Based on the analysis results, the theoretical implications are as follows. First, this study systematically conceptualizes dark patterns on travel platforms based on cognitive bias theory and identifies components appropriate to the travel platform environment. Second, this study analyzes the relationships between travel platform dark patterns and travel consumers’ emotional, cognitive, and behavioral responses, thereby comprehensively clarifying their impact throughout the decision-making process. Third, false discounts are revealed to be the most influential factors among the dark patterns on travel platforms. Fourth, this study confirms the multidimensional effects of scarcity dark patterns. Fifth, by distinguishing consumer behavior into the independent dimensions of switching intention and continuous usage intention, this study reveals that the same stimulus does not necessarily induce opposing responses such as relationship maintenance and switching, but rather can generate ambivalent responses. Sixth, this study empirically confirms that users’ risk perception pathways operate differently depending on the type of dark pattern on travel platforms.

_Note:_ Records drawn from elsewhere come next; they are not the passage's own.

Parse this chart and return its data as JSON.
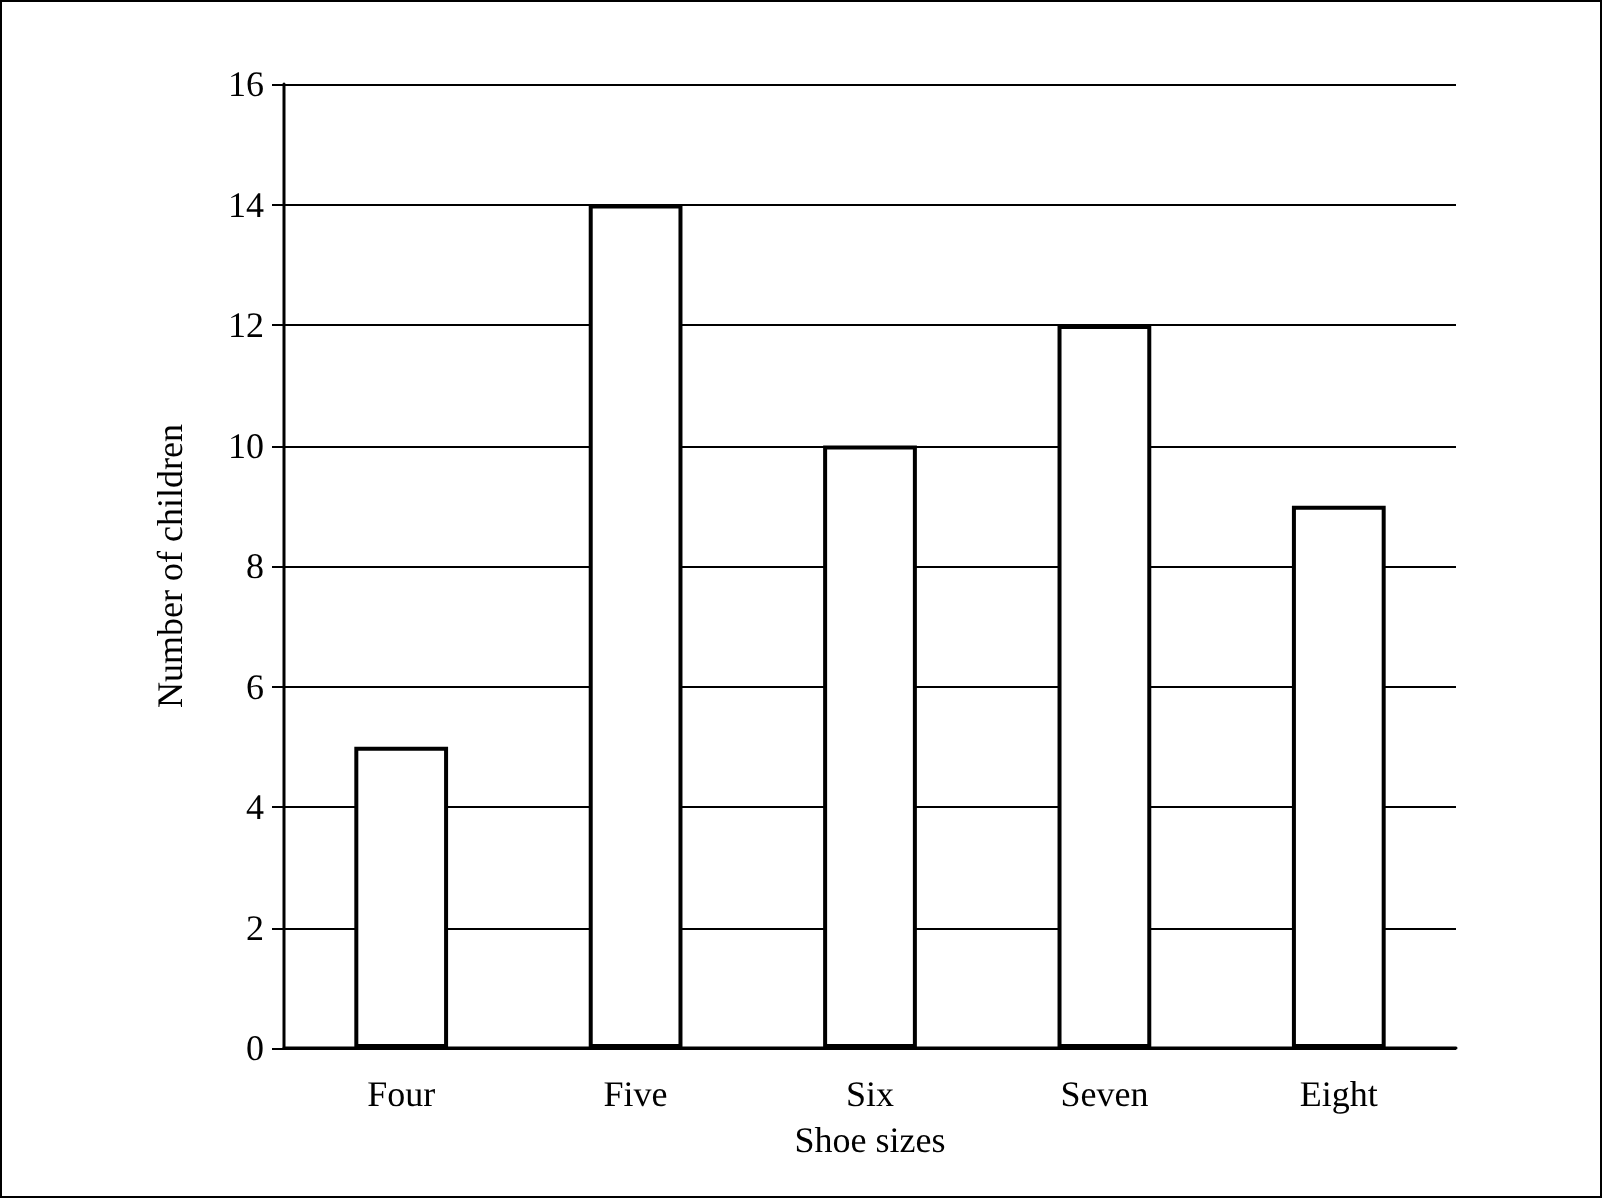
{
  "chart_data": {
    "type": "bar",
    "xlabel": "Shoe sizes",
    "ylabel": "Number of children",
    "categories": [
      "Four",
      "Five",
      "Six",
      "Seven",
      "Eight"
    ],
    "values": [
      5,
      14,
      10,
      12,
      9
    ],
    "color": "#ffffff",
    "ylim": [
      0,
      16
    ],
    "yticks": [
      0,
      2,
      4,
      6,
      8,
      10,
      12,
      14,
      16
    ],
    "grid": "y"
  }
}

Practical implications are as follows. First, policymakers should establish clear regulatory standards and policy guidelines for frequently used dark patterns types such as information distortion patterns(e.g., hidden information, false discounts) and manipulation patterns(e.g., social proof). Second, transparency disclosure systems and regular monitoring should be implemented to enhance the effectiveness of dark pattern regulations. Third, travel platform companies should establish transparent pricing information disclosure systems to secure long-term consumer trust. Fourth, travel platform companies and UX/UI designers should adopt intuitive and transparent interfaces. Fifth, travel companies and UX/UI designers should adopt fact-based interfaces. Sixth, beyond institutional regulations, industry-wide efforts to enhance consumer awareness are necessary to eradicate dark patterns.
The findings of this study can be used as an empirical basis for establishing policy guidelines related to dark patterns on travel platforms and provide practical insights for sustainable platform operation strategies for travel platform companies. Furthermore, the research findings can support travel consumers in making rational decisions in a fairer travel platform environment and contribute to building a sustainable travel platform ecosystem across the tourism industry.